En finir avec les inégalités extrêmes

En janvier, nous avons publié un rapport intitulé "En finir avec les inégalités extrêmes" qui a fait beaucoup de bruit, notamment ce chiffre choc : aujourd’hui, les 85 plus grandes fortunes au monde possèdent autant que la moitié la moins riche de la population mondiale.

D’un côté, les profits de très grandes entreprises, les salaires d’une poignée de dirigeants et les transactions boursières battent chaque jour de nouveaux records, et ne montrent aucun signe de ralentissement, tandis que de l’autre, le chômage et la précarité augmentent.

1% vs. 99%

Près de la moitié des richesses mondiales est entre les mains des 1% les plus riches, tandis que 99 % de la population mondiale se partagent l'autre moitié.  Et cela dans le monde entier : l'Inde a vu le nombre de ses milliardaires passer de seulement 6 à 56 ces dix dernières années, concentrant environ 200 milliards de dollars entre les mains de quelques dizaines de personnes dans un pays qui compte 1,2 milliard d'habitants. 

On pourrait penser que ces milliardaires se contenteraient de cet argent, mais pour Oxfam, ces inégalités économiques riment de plus en plus avec confiscation du pouvoir politique au profit des plus riches, posant un véritable défi pour la démocratie et entravant tous les efforts qui sont fait pour lutter contre la pauvreté.

Oxfam s’inquiète également pour l’avenir, et du risque de voir ces privilèges se transmettre de générations en générations.

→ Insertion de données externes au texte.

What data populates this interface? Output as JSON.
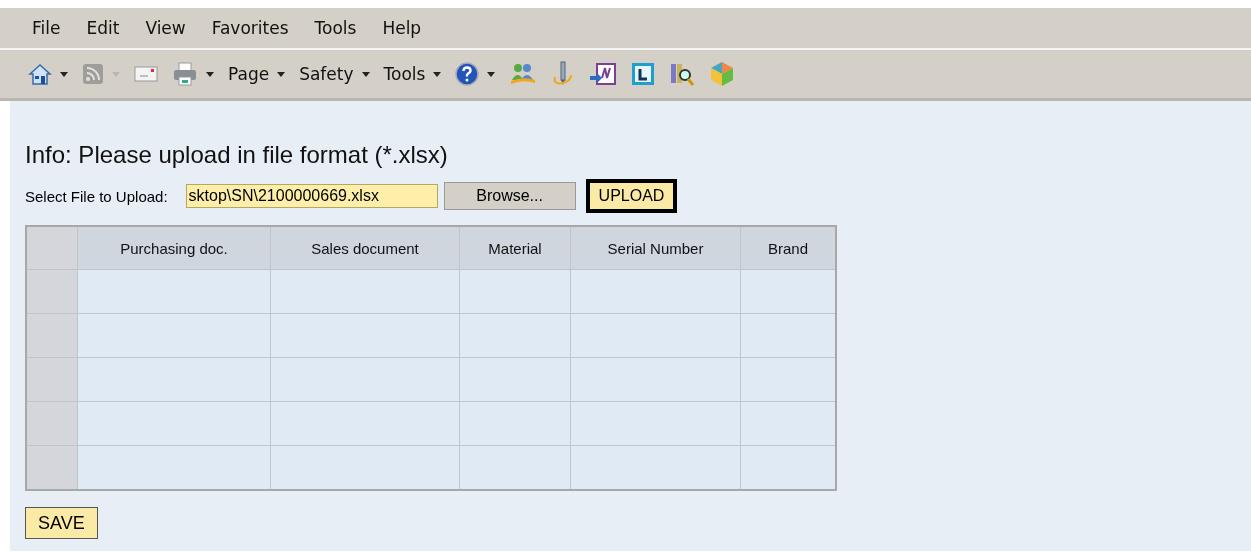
{
  "menu_bar": [
    "File",
    "Edit",
    "View",
    "Favorites",
    "Tools",
    "Help"
  ],
  "toolbar": [
    {
      "kind": "home",
      "dropdown": true,
      "disabled": false
    },
    {
      "kind": "feed",
      "dropdown": true,
      "disabled": true
    },
    {
      "kind": "mail",
      "dropdown": false,
      "disabled": false
    },
    {
      "kind": "print",
      "dropdown": true,
      "disabled": false
    },
    {
      "kind": "menu",
      "label": "Page",
      "dropdown": true,
      "disabled": false
    },
    {
      "kind": "menu",
      "label": "Safety",
      "dropdown": true,
      "disabled": false
    },
    {
      "kind": "menu",
      "label": "Tools",
      "dropdown": true,
      "disabled": false
    },
    {
      "kind": "help",
      "dropdown": true,
      "disabled": false
    },
    {
      "kind": "people",
      "dropdown": false,
      "disabled": false
    },
    {
      "kind": "pen",
      "dropdown": false,
      "disabled": false
    },
    {
      "kind": "note",
      "dropdown": false,
      "disabled": false
    },
    {
      "kind": "tile",
      "dropdown": false,
      "disabled": false
    },
    {
      "kind": "magnifier",
      "dropdown": false,
      "disabled": false
    },
    {
      "kind": "cube",
      "dropdown": false,
      "disabled": false
    }
  ],
  "info": "Info: Please upload in file format (*.xlsx)",
  "file_upload": {
    "label": "Select File to Upload:",
    "value": "sktop\\SN\\2100000669.xlsx",
    "browse": "Browse...",
    "upload": "UPLOAD"
  },
  "table": {
    "columns": [
      "Purchasing doc.",
      "Sales document",
      "Material",
      "Serial Number",
      "Brand"
    ],
    "rows": [
      {
        "selected": false
      },
      {
        "selected": false
      },
      {
        "selected": false
      },
      {
        "selected": false
      },
      {
        "selected": false
      }
    ]
  },
  "save": "SAVE"
}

Cela vous rappelle quelque chose ? Oui, sous l’Ancien régime que nous apprenons à l’école, chaque corps, chaque communauté avait ses règles, ses devoirs et ses privilèges et visait à les perpétuer coûte que coûte.

Bien entendu, aujourd’hui cela a bien changé, mais les élites sont toujours soucieuses de leurs intérêts.

Dans leur ouvrage Les ghettos du gotha, les sociologues Monique Pinçon-Charlot et Michel Pinçon parlent de la mobilisation des élites françaises pour perpétuer leur mode de vie, et détaillent les nombreux "cercles" qui défendent leur pré-carré. Ils y soulignent le contraste "entre les discours de ces familles sur des sujets économiques et politiques, qui prônent la flexibilité du travail et la mobilité des salariés, et leurs propres pratiques qui visent au contraire à la multiplication des enracinements et à la continuité à travers les générations" [1].

C’est également ce que souligne le journaliste Hervé Kempf dans son ouvrage L’oligarchie ça suffit, vive la démocratie : "Derrière l’apparence d’une démocratie représentative, le destin de la collectivité est déterminé par un petit groupe de gens, la classe oligarchique".

Une étude américaine a récemment conclu que 10% des citoyens les plus riches et les lobbys défendant des intérêts économiques ont 15 fois plus d’influence sur les politiques menées que les citoyens moyens et les groupes d’intérêt de masse (comme les syndicats).

Quelques solutions ?

Christine Lagarde, directrice générale du FMI, a récemment estimé qu’"une répartition inégale du revenu porte atteinte au rythme et à la pérennité de la croissance dans le long terme." La Banque Mondiale, à travers son président, Jim Yong Kim, a elle annoncé vouloir s’attaquer aux inégalités. Encore faut-il mettre des actes face à ces paroles.

Pour Oxfam, il est temps de prendre des décisions ambitieuses, notamment concernant les paradis fiscaux, qui décuplent les inégalités économiques ; sur la mise en place de fiscalité progressive sur les richesses et les revenus ; en encourageant les États à utiliser leurs recettes fiscales pour financer l’éducation, la santé et notamment la protection sociale universelle et non de simples ‘’filets de sécurité’’ ; ou en défendant un salaire minimum vital.

Nous plaidons également la mise en place d'un objectif global pour mettre fin aux inégalités économiques extrêmes dans tous les pays, avec par exemple la surveillance constante des écarts entre les 10% les plus riches et les 40% les plus pauvres.